Since 2008, Foreman has studied the Piceance Creek Basin, an area of rock formations noted for its red and pink bands that mark ancient soil development. The rock formations are located along I-70, east of Grand Junction, Colo., and west of Rifle, Colo. The research is part of his doctoral dissertation.

“In my field of geology – stratigraphy – there are a lot of questions about how climate and mountain-building events affect rivers on 10,000- or 100,000-year time scales,” Foreman says. “This particular time period was probably the most abrupt climate change event in the past 65 million years. “

The event, called the Paleocene-Eocene Thermal Maximum (PETM), occurred 55 million years ago. It was associated with rapid global warming, profound changes in ecosystems and massive additions of carbon into the atmosphere. Global temperatures rose approximately 11 degrees Fahrenheit over a period of approximately 200,000 years from the late Paleocene to the early Eocene epochs.
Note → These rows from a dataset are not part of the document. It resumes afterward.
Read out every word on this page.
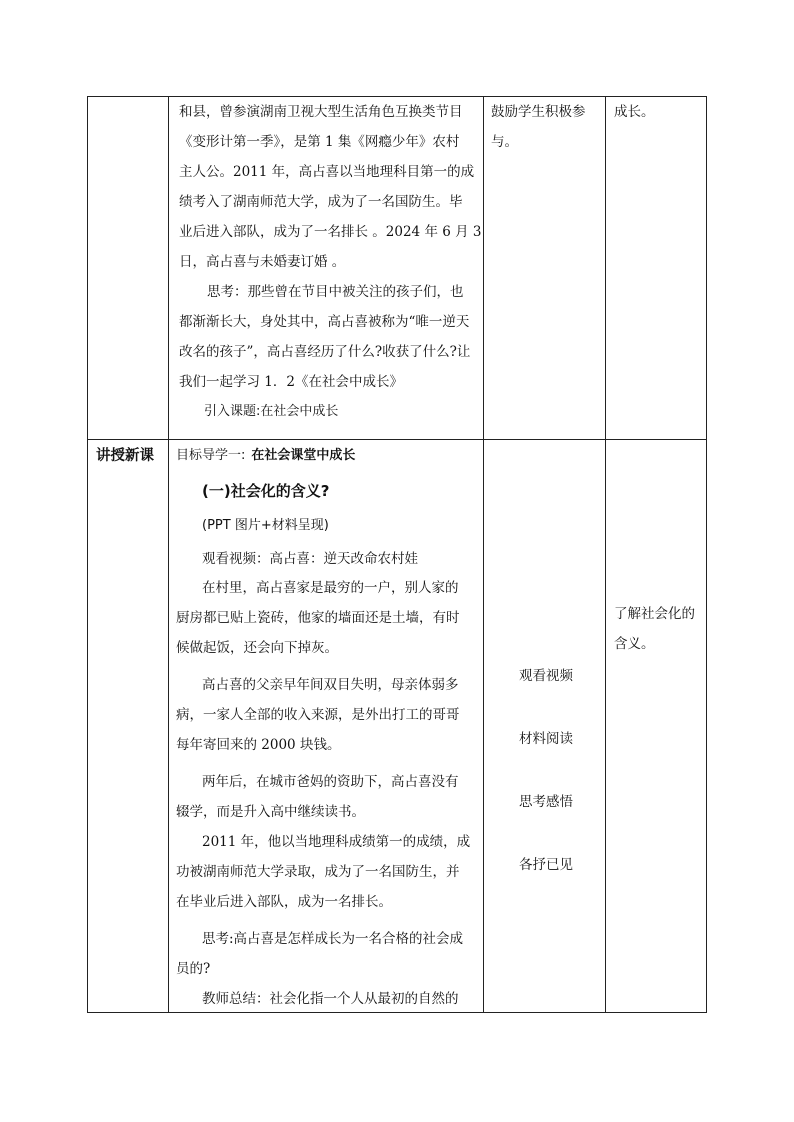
和县，曾参演湖南卫视大型生活角色互换类节目
《变形计第一季》，是第 1 集《网瘾少年》农村
主人公。2011 年，高占喜以当地理科目第一的成
绩考入了湖南师范大学，成为了一名国防生。毕
业后进入部队，成为了一名排长 。2024 年 6 月 3
日，高占喜与未婚妻订婚 。
思考：那些曾在节目中被关注的孩子们，也
都渐渐长大，身处其中，高占喜被称为“唯一逆天
改名的孩子”，高占喜经历了什么?收获了什么?让
我们一起学习 1．2《在社会中成长》
引入课题:在社会中成长
鼓励学生积极参
与。
成长。
讲授新课 目标导学一: 在社会课堂中成长
(一)社会化的含义?
(PPT 图片+材料呈现)
观看视频：高占喜：逆天改命农村娃
在村里，高占喜家是最穷的一户，别人家的
厨房都已贴上瓷砖，他家的墙面还是土墙，有时
候做起饭，还会向下掉灰。
高占喜的父亲早年间双目失明，母亲体弱多
病，一家人全部的收入来源，是外出打工的哥哥
每年寄回来的 2000 块钱。
两年后，在城市爸妈的资助下，高占喜没有
辍学，而是升入高中继续读书。
2011 年，他以当地理科成绩第一的成绩，成
功被湖南师范大学录取，成为了一名国防生，并
在毕业后进入部队，成为一名排长。
思考:高占喜是怎样成长为一名合格的社会成
员的?
教师总结：社会化指一个人从最初的自然的
观看视频
材料阅读
思考感悟
各抒已见
了解社会化的
含义。
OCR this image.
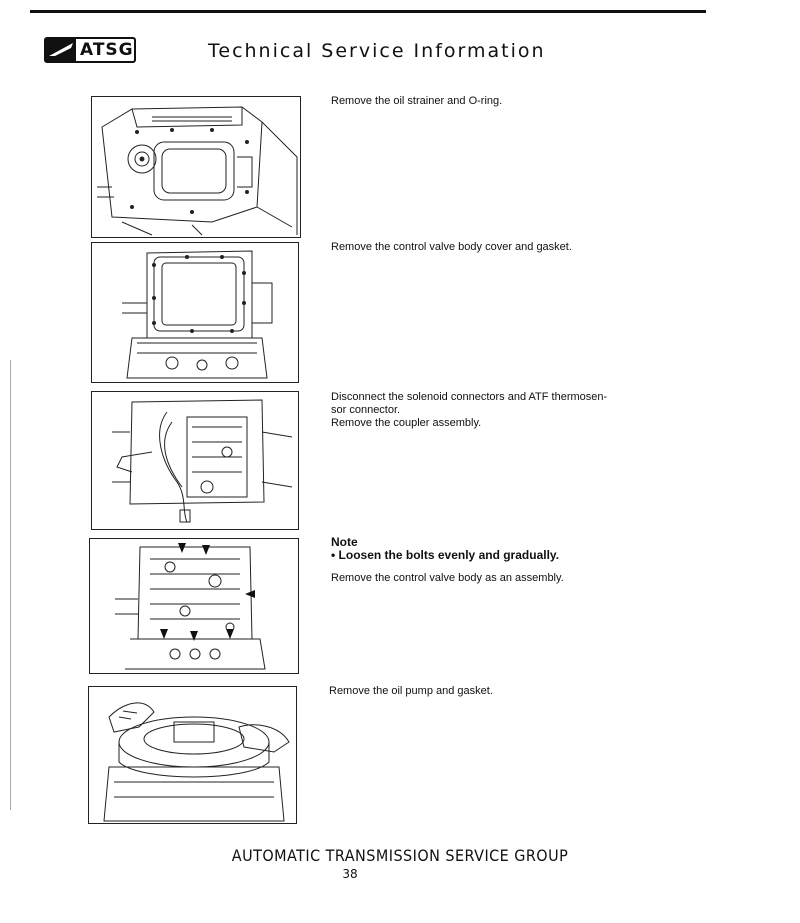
ATSG	Technical Service Information

Remove the oil strainer and O-ring.

Remove the control valve body cover and gasket.

Disconnect the solenoid connectors and ATF thermosen-

sor connector.

Remove the coupler assembly.

Note

• Loosen the bolts evenly and gradually.

Remove the control valve body as an assembly.

Remove the oil pump and gasket.

AUTOMATIC TRANSMISSION SERVICE GROUP
38
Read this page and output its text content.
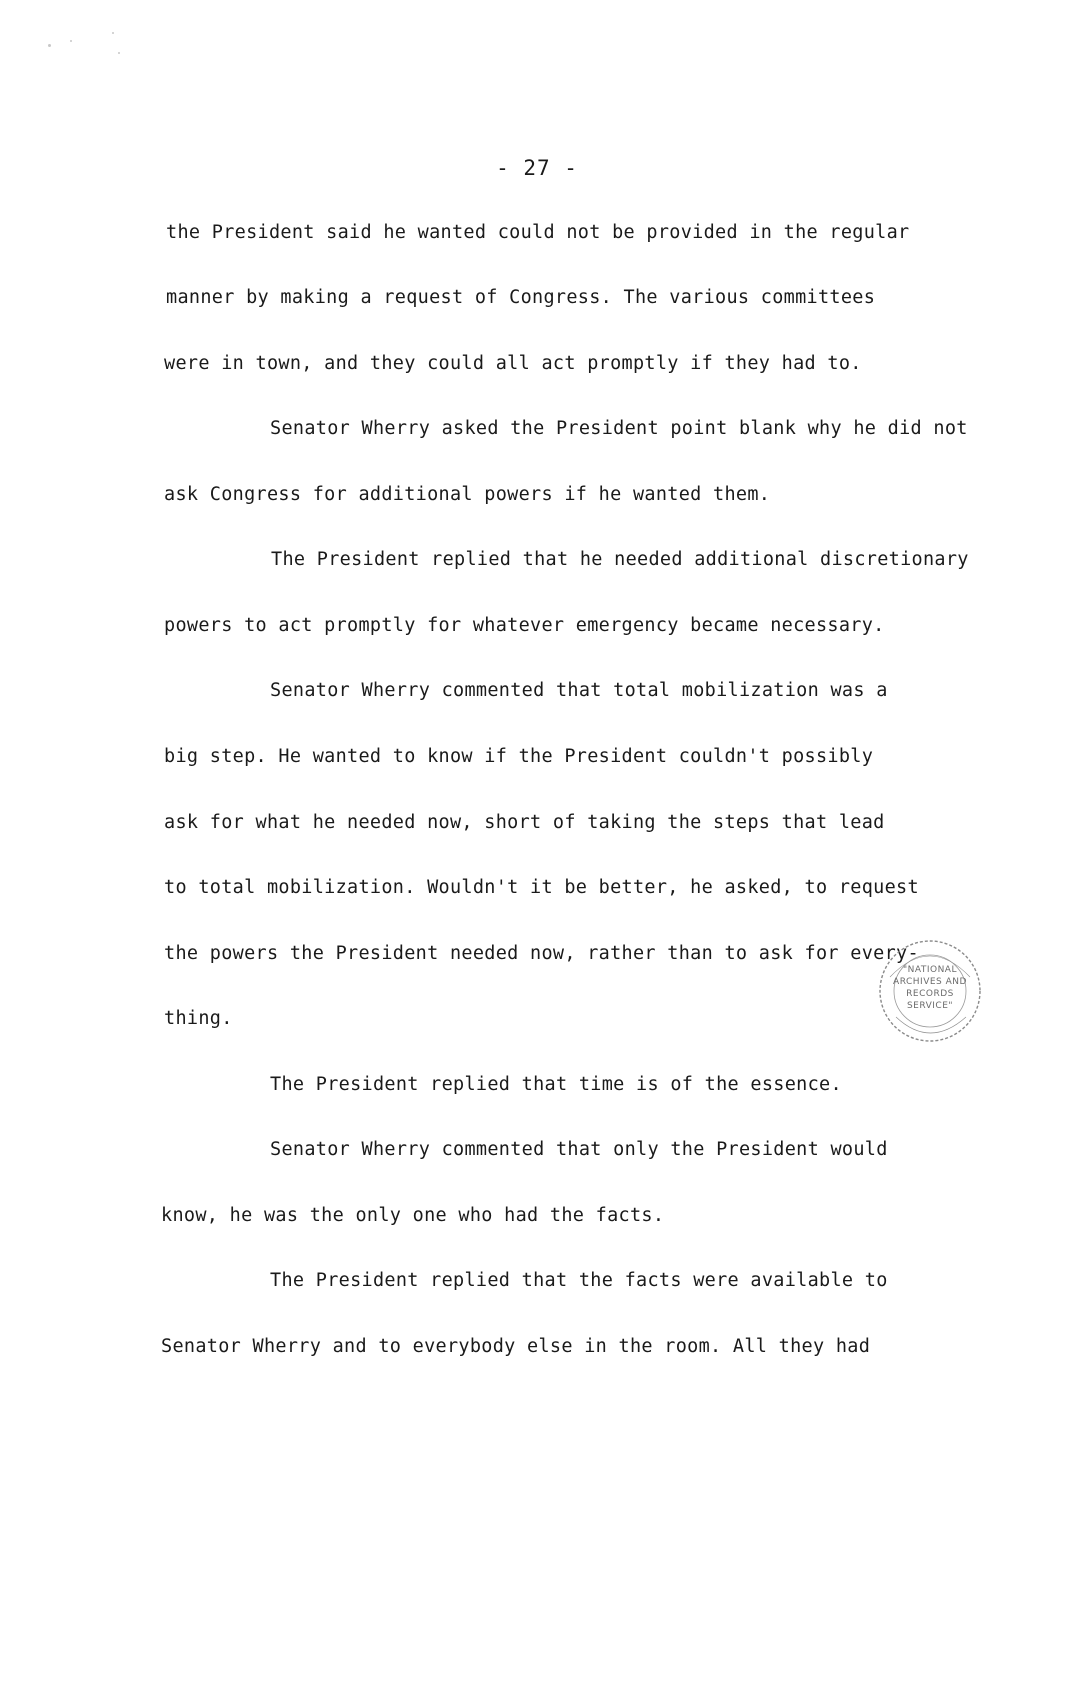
- 27 -
the President said he wanted could not be provided in the regular
manner by making a request of Congress. The various committees
were in town, and they could all act promptly if they had to.
Senator Wherry asked the President point blank why he did not
ask Congress for additional powers if he wanted them.
The President replied that he needed additional discretionary
powers to act promptly for whatever emergency became necessary.
Senator Wherry commented that total mobilization was a
big step. He wanted to know if the President couldn't possibly
ask for what he needed now, short of taking the steps that lead
to total mobilization. Wouldn't it be better, he asked, to request
the powers the President needed now, rather than to ask for every-
thing.
The President replied that time is of the essence.
Senator Wherry commented that only the President would
know, he was the only one who had the facts.
The President replied that the facts were available to
Senator Wherry and to everybody else in the room. All they had
"NATIONAL
ARCHIVES AND
RECORDS
SERVICE"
“There has been a very fair amount of interest in this period as an analog for current global warming,” Foreman says. “Many features are similar to what’s going on today.”

“You see changes in vegetation, evolution and extinction, and ocean chemistry (with this event) that are all similar to what people predict is going to happen in the future,” he continues. “With this perspective, we can see how rivers reacted to increased CO2 levels. We can see this without human modification of water ways. We can see how the rivers would naturally react. It gives you a sense of the magnitudes of baseline changes for rivers.”The Piceance Creek Basin’s rock formation is distinguished by its red and pink bands.

An increase in carbon dioxide levels and temperature changed ocean currents and atmospheric circulation during that event, Foreman says. As a result, those changes impacted the level of rainfall, seasonal distribution of the rain, and plant growth in the Piceance Creek Basin.

“Based on circumstantial evidence of near-shore marine records, my hypothesis was we should see some sort of change in behavior of the rivers, size of the channels and the grain size (of sediment) deposited,” Foreman says.

Based on his observations of rock strata in the basin, increased rainfall surged down the mountain into the basin. Coarse sediment was transported far downstream in large, deep rivers that frequently breached their banks and flooded the surrounding lowlands. Excess sediment and changes in flow conditions likely altered river movement within the basin, allowing rivers to “jump position” more frequently and efficiently fill the basin, Foreman says.

Change in fluvial deposition (the river’s behavior) in this region persisted long after the period of elevated atmospheric carbon dioxide, according to Foreman’s study.

“If you look at the near-shore marine records, this increased terrestrial clay export and river run-off,” says Foreman, who recently became a post-doctoral researcher at the University of Minnesota. “With few exceptions, no one had looked at the river deposits directly to determine how rivers reacted to this event.”

“So much of our understanding of how rivers respond to these sorts of changes is based on models and simulations,” Clementz says. “Here, we have a record of a natural experiment that occurred about 55 million years ago, which provided Brady the perfect opportunity to test how rivers really respond to periods of abrupt climate change."